The Wildtrak X is based on the 2.0-litre Wildtrak, meaning it comes with the same 157kW/500Nm bi-turbo diesel as the Raptor and Everest. As is tradition for the power unit, it comes exclusively paired to Ford’s 10-speed automatic.
On top of the Wildtrak’s standard equipment, the X adds bespoke 18-inch wheels with a +35 off-set, new black wheel-arch extensions to accommodate the wider track, a nudge bar, an LED light bar, and a snorkel mounted to the A-pillar — aiding in the engine’s breathability while tackling dusty terrain or wading through water.
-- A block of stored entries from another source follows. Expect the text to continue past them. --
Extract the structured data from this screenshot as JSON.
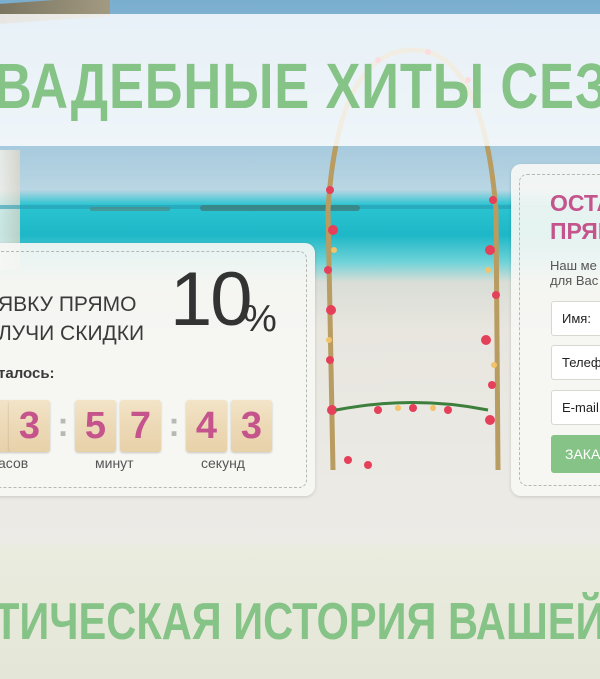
{
  "header": {
    "title": "ВАДЕБНЫЕ ХИТЫ СЕЗО"
  },
  "promo": {
    "line1": "ЯВКУ ПРЯМО",
    "line2": "ЛУЧИ СКИДКИ",
    "percent": "10",
    "percent_sign": "%",
    "remaining_label": "талось:"
  },
  "countdown": {
    "digits": [
      "3",
      "5",
      "7",
      "4",
      "3"
    ],
    "separator": ":",
    "units": {
      "hours": "асов",
      "minutes": "минут",
      "seconds": "секунд"
    }
  },
  "form": {
    "title_line1": "ОСТА",
    "title_line2": "ПРЯМ",
    "desc_line1": "Наш ме",
    "desc_line2": "для Вас",
    "name_label": "Имя:",
    "phone_label": "Телеф",
    "email_label": "E-mail:",
    "submit_label": "ЗАКА"
  },
  "bottom": {
    "story": "ТИЧЕСКАЯ ИСТОРИЯ ВАШЕЙ С"
  },
  "colors": {
    "accent_green": "#86c387",
    "accent_pink": "#c4548b",
    "digit_tile": "#ecd9b6"
  }
}
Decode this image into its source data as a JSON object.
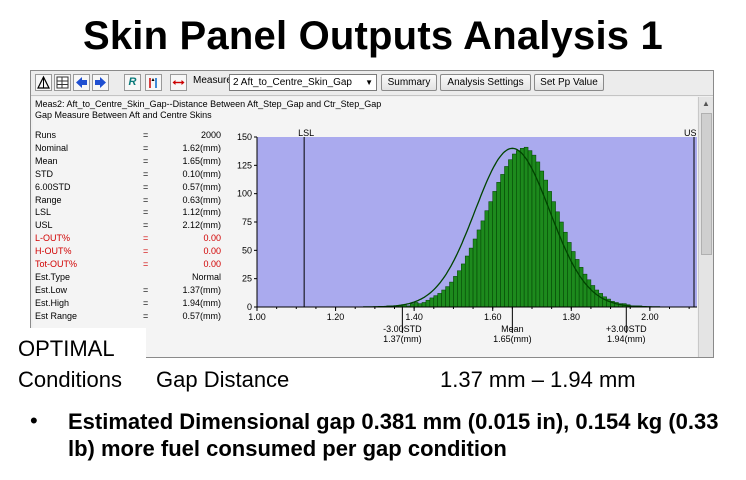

For reference, the FX4 Max unveiled last month comes with the same engine, but since it’s based on the standard FX4 it misses out on some of the Wildtrak’s tech features. There’s also no nudge bar, light bar, or snorkel a la the new X. On the flipside, though, it gains a set of Fox Racing shockers (like a Raptor, but without the hit in towing capability), a suspension lift, wider track, and all-terrain BF Goodrich tyres for $69,990.
The Wildtrak X, meanwhile, retails for $75,490. Ford claims that the extras are of a $7000 value, making the $2000 premium over a standard Wiltrack 2.0-litre a bit of a bargain. Ford plans to bring 150 examples into the country and, going on the nameplate’s sales data, they’ll be gone fast.